Jullie hebben het vast allemaal al gelezen.. Maar 8 mei komt het op de buis: http://licht-geluid.nl/forum/topic.asp?TOPIC_ID=14095

[edit]9 en 10 mei ook[/edit]

----------


## djjurgen

heeft hij nou een luier om?????

----------


## LodeS

Staat gewoon 70000 eurotjes te dreunen daar haha

----------


## Gast1401081

> citaat:_Geplaatst door LodeS_
> 
> Staat gewoon 70000 eurotjes te dreunen daar haha



12 x 6480, om precies te zijn, ivm de rigging die erop zit. 
maar als je er 12 besteld krijg je de rigging er wel bij van mij...

----------


## showband

Ik persoonlijk kan in mijn broek schijten voor minder. [ :Embarrassment: )]

----------


## B-there

Sidefills.. zoveel!!!!!!! ik had om een stage van 5x8 gevraagd

----------


## Stephan

Verbaasde artiest vraagt aan zijn monitorman: Hé gast, ik weet niet wat zit hoor maar d'r komt een beetje weinig hoog uit die nieuwe monitors van je!



> citaat:_Geplaatst door Reemski_

----------


## sparky

Drummer aan monitorman; "En waar is mn buttkicker nou??"

----------


## rene.derksen

I'm Flying!

----------


## Gast1401081

http://www.meyersound.com/news/relea...wnNoteAirs.pdf
en
http://www.meyersound.com/news/relea..._BrownNote.pdf 

met wat meer info...

----------


## jakkes72

Zo: nu weten we ook hoe John Meyer er uit ziet.....
Zelf had ik gedacht dat die ouder zou zijn.

----------


## Speakertje

Busted !!! Ik heb nog nooit geluids mensen heel hard naar de wc zien rennen bij een flink concert :Big Grin: 

Die poorten dicht maken: zullen die isolatie matten genoeg lucht dicht zijn??

----------


## jakkes72

Dat wel, maar dat had dan wel andere redenen.
Nu is de tijd die ze er aan blootgesteld wel kort.

----------


## BvE

Ik vroeg me af, bastonen hebben toch een langere afstand nodig om te werken? Dit is ook al besproken in topics over basversterkers die op het podium niet te horen waren wanneer de bassist er te dicht op stond? Zou het kunnen dat die gast niet op de goede plek stond, niet in het midden had moeten staan maar een stukkie verder? In deze opstelling is er een gerichte 'basstraal' naar voren toch? Had hij hierin moeten gaan staan, op 4 meter afstand bijvoorbeeld?

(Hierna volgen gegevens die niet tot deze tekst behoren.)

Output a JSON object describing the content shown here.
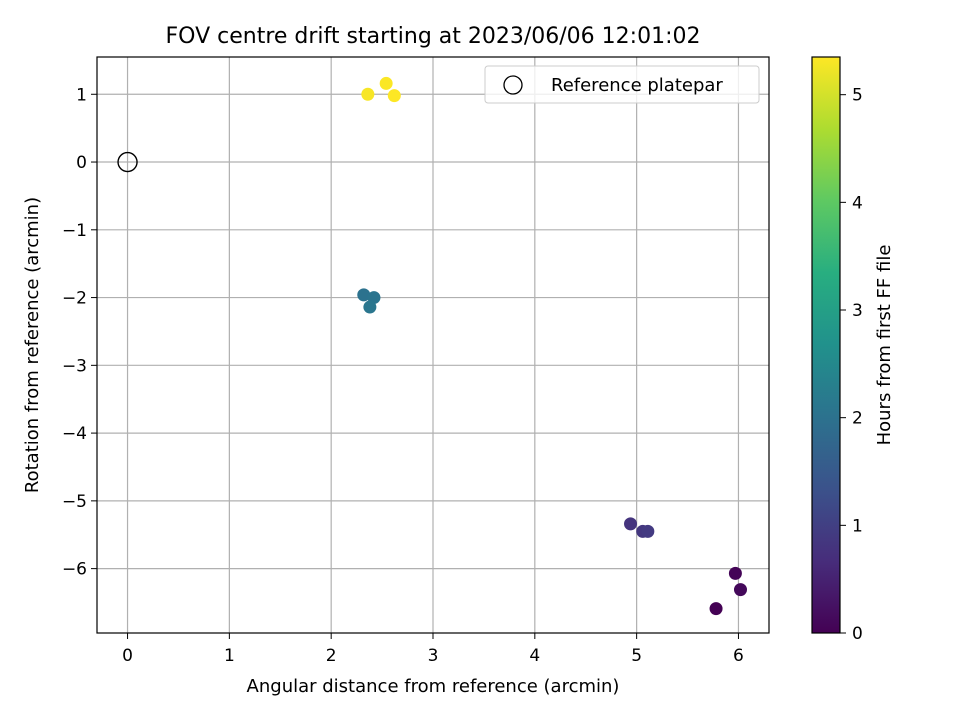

Deze mythe had dan misschien wel kunnen zijn bewezen? Ik zelf heb geleerd dat het zenuwstelsel ook werkt op een heel lage frequentie?

----------


## oversound

Was grappig om te zien alleen jammer dat ik die bass niet uit me tv boxies krijg :Big Grin:

----------


## Speakertje

Nou mijn computers speakers begonnen ervan te kraken  :Big Grin:  Wat Bve zegt zou volgens mij wel een waarheid kunnen bevatten, mede ook omdat de bass druk eromheen hoger was dan op de plek waar adam stond.

----------


## speakerfreak

majah buiten... golven vliegen alle kanten op, had het dan ook even binnen geprobeerd

----------


## LuxProDeo

"Hee, is dit een In-Here monitor of wat?"

----------


## Gast1401081

@ bve: klopt, die opstelling was niet de meest renerende. Omdat de subs min of meer omni zijn is er een soort van laag linearray gebouwd, met , maar schatting , het hoogste rendement op een meter of 6 achter de man op de foto. Maar de tv (het oog) wil ook wat, denk ik...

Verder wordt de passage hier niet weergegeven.